Para encerrar, cito o jornalista Michael Zárate, peruano que atua na revista China Hoy. Assim como 99% dos veículos chineses de comunicação, a China O, voltada ao público de língua espanhola, é um veículo institucional. Praticamente todos os veículos são de governos, províncias, distritos ou do partido. O que não impediu Zárate, durante o II Seminário Internacional 'China y América Latina: Diálogo entre civilizaciones', fazer sua crítica ao modelo chinês de comunicação e de sua pouca credibilidade na disseminação do discurso internacional.

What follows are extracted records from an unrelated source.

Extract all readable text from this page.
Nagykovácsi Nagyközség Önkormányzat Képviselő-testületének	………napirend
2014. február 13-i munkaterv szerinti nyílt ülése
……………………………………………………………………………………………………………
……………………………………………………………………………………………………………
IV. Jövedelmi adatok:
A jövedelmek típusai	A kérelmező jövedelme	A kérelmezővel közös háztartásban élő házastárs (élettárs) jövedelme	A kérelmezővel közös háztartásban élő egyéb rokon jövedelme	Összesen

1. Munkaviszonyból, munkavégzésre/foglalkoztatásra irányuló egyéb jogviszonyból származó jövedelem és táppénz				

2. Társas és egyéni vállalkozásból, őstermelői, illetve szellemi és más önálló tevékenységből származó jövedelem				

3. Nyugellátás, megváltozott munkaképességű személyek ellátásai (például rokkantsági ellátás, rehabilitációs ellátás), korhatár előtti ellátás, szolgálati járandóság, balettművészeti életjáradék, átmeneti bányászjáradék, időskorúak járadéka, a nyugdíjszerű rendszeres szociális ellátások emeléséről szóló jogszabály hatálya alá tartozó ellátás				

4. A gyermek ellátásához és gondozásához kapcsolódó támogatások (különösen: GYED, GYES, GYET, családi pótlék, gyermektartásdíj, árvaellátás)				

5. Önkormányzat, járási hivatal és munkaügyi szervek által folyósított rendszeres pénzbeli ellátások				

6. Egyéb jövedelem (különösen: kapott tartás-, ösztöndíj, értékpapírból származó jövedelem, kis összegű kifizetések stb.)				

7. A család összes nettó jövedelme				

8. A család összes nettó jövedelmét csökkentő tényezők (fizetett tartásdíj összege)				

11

Zárate ressaltou que há uma excessiva, ou quase única, presença de notícias positivas sobre a China nos quase 100% de meios de comunicação do país. "Não há problemas em difundir o que é positivo. O problema é não dar espaço para a crítica. Sem esse espaço, a mídia ocidental não usará a mídia chinesa como referência", sintetizou Zárate.

Creio que a mudança do controle do governo chinês sobre a mídia nacional está por vir, pouco a pouco, lentamente. Mas creio virá. Hoje, não é permitido que um jornal publique notícias que podem desestabilizar o poder central e que uma denúncia seja publicada sem a devida resposta do governo. O problema está no que é "desestabilizar". Exigir o contraponto, não. Algo precisa mudar na comunicação da China com o mundo, começando pela China. Mas os jornais brasileiros também fariam um bom trabalho tendo, de alguma forma, um olhar próprio sobre a China, dentro da China, sem intermediários.

Thiago Copetti é jornalista e repórter do Jornal do Comércio.